Canadian winners were Derek Lamb and Pindal’s dope-fighting thriller Goldtooth, Norman Roger’s split-screen The End of the World in Four Seasons, Robert Doucet’s traditional La Chasse-Galerie/ Flying Circus and Cordell Barker’s quirky and fast-talking spot for Bell Canada’s Intermax.

Despite 1,000 entries from 40 countries, no awards were issued in the categories of ‘educational productions’ and ‘animated productions especially produced for television, which are part of a series.’

Indeed, Linda Simensky from the Cartoon Network, as moderator of ‘The Business of TV Animation,’ asked her panel of programming experts and the packed room of would-be program creators if anyone knew what was meant by the forthcoming ‘educational’ network requirements. Nobody knew.

She also recalled that in former years she would have been on panels advising independent animators on funding and grantsmanship instead of ‘how to pitch your property’ and ‘how to cut a deal.’

In all likelihood it will have to be the independent animators and small studios who will develop a new kind of ‘educational product.’

There seems to be room for intelligently written, multigenerational programs without pointless violence and stereotyped genders – presenting a larger than u.s. view of the world.

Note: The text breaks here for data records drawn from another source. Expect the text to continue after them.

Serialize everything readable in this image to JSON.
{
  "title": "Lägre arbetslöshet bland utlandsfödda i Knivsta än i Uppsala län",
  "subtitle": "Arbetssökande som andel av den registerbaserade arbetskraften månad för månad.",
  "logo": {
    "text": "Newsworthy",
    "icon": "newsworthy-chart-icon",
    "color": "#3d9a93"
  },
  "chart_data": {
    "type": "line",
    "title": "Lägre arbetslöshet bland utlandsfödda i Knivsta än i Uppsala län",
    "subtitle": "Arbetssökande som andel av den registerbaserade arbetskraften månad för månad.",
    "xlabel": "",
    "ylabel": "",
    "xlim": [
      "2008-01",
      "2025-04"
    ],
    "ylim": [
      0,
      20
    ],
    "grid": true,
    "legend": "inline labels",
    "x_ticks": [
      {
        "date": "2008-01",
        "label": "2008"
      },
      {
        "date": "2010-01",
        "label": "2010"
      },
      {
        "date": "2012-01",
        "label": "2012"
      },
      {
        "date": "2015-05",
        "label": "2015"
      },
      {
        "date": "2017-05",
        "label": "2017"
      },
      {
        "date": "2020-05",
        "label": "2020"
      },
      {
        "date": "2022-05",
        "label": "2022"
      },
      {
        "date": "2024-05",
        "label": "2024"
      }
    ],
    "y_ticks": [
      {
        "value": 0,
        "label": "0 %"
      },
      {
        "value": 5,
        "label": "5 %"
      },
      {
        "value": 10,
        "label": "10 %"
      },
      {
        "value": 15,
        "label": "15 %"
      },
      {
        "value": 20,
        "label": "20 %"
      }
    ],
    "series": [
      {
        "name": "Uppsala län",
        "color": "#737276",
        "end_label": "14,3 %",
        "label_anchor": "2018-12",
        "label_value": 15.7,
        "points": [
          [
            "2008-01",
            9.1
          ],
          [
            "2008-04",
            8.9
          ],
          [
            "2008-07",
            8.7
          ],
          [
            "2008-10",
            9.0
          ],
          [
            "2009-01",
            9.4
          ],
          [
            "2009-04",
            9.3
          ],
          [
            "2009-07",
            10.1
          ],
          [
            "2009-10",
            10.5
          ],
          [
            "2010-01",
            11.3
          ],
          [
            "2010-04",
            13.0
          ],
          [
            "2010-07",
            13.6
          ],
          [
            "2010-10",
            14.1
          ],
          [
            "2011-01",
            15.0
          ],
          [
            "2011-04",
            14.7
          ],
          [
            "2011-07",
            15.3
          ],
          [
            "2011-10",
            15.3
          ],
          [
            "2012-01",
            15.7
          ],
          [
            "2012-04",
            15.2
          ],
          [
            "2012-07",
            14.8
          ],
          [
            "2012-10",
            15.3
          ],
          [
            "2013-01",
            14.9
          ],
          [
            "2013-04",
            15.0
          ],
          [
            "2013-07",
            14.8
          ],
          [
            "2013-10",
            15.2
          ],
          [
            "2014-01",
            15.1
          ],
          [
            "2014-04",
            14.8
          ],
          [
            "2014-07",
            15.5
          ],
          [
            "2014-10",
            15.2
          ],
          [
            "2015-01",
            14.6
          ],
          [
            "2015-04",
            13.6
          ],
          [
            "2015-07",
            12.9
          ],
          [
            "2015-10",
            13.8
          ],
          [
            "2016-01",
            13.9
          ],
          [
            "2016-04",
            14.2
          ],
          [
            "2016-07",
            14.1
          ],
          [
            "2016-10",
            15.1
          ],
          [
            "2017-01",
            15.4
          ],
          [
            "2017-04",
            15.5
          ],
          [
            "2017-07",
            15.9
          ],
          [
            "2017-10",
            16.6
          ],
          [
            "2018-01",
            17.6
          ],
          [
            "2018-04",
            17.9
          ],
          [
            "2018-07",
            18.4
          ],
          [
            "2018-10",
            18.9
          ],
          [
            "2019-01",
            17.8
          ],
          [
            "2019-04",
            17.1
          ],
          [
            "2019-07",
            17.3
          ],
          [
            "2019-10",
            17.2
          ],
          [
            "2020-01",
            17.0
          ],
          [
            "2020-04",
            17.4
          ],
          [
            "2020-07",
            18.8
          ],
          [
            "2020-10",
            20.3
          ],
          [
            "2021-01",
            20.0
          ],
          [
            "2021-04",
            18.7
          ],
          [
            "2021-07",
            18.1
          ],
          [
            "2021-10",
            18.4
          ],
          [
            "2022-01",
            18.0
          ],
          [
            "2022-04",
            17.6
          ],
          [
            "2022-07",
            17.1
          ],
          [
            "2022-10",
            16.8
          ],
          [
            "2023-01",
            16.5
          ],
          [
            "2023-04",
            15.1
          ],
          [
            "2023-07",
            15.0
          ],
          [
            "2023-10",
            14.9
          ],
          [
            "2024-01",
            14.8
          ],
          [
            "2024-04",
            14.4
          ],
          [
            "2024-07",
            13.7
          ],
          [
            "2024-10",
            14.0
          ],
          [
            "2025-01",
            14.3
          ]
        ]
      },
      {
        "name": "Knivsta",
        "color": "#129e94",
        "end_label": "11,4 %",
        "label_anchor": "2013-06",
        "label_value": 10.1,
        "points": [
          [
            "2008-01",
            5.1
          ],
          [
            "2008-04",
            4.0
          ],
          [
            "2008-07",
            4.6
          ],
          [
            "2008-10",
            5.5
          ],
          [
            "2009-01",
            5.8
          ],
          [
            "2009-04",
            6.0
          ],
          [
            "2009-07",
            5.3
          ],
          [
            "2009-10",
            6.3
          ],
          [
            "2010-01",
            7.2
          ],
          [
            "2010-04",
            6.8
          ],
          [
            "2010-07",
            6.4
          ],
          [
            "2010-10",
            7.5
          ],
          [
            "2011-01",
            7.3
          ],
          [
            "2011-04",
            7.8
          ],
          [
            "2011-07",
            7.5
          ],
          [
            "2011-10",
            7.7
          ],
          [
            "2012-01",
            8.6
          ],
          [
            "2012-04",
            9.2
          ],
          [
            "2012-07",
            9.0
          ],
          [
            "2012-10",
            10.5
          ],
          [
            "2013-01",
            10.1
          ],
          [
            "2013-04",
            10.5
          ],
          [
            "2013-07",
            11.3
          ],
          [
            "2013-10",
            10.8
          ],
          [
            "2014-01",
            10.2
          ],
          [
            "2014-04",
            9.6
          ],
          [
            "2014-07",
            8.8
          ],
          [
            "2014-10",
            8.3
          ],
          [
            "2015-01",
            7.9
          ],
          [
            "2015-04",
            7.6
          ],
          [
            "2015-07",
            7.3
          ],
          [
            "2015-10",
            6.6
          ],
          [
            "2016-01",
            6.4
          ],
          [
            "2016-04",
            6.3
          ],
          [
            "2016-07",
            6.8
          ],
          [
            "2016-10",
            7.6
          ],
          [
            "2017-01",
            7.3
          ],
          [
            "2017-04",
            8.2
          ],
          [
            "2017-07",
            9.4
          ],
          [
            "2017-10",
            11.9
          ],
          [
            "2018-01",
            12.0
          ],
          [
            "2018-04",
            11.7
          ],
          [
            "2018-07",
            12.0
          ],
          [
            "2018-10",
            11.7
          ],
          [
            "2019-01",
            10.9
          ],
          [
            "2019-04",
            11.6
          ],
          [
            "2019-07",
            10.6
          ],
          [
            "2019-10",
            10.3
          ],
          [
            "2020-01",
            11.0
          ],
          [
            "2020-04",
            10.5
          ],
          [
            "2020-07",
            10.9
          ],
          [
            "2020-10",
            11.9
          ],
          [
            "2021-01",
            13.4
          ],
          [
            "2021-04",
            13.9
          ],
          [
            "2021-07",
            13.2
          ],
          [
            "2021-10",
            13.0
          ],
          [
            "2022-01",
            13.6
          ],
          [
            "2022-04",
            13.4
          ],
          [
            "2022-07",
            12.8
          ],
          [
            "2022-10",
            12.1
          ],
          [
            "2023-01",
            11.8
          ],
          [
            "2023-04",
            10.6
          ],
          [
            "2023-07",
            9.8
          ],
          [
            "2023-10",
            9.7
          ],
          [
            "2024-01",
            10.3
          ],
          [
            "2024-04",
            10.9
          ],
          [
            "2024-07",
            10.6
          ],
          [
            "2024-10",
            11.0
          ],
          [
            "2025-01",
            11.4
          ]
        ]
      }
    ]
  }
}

Joel Leader from Disney admitted she felt like a politician when she tried to answer questions from the audience such as ‘Why do all Disney women look and act the same, regardless of ethnic origin, historical period and their non-American culture?’ or ‘Has Disney considered doing any productions without a Broadway-style musical soundtrack?’

On the social front, Walt Disney Animation Canada threw a superb opening night party with a great local jazz group at The Cave, a hip downtown club; Ottawa’s artist-run Funbag Animation Studios hosted the next night at Barrymores, the coolest local dance venue; Lacewood Productions treated the festival crowds to a live performance by Canada’s own Ashley ‘The Ghost Fiddler of Sable Island’ MacIsaac at the National Arts Centre; and Toronto’s Nelvana wrapped the festival with another dynamic Ottawa band rocking the West Block on Parliament Hill.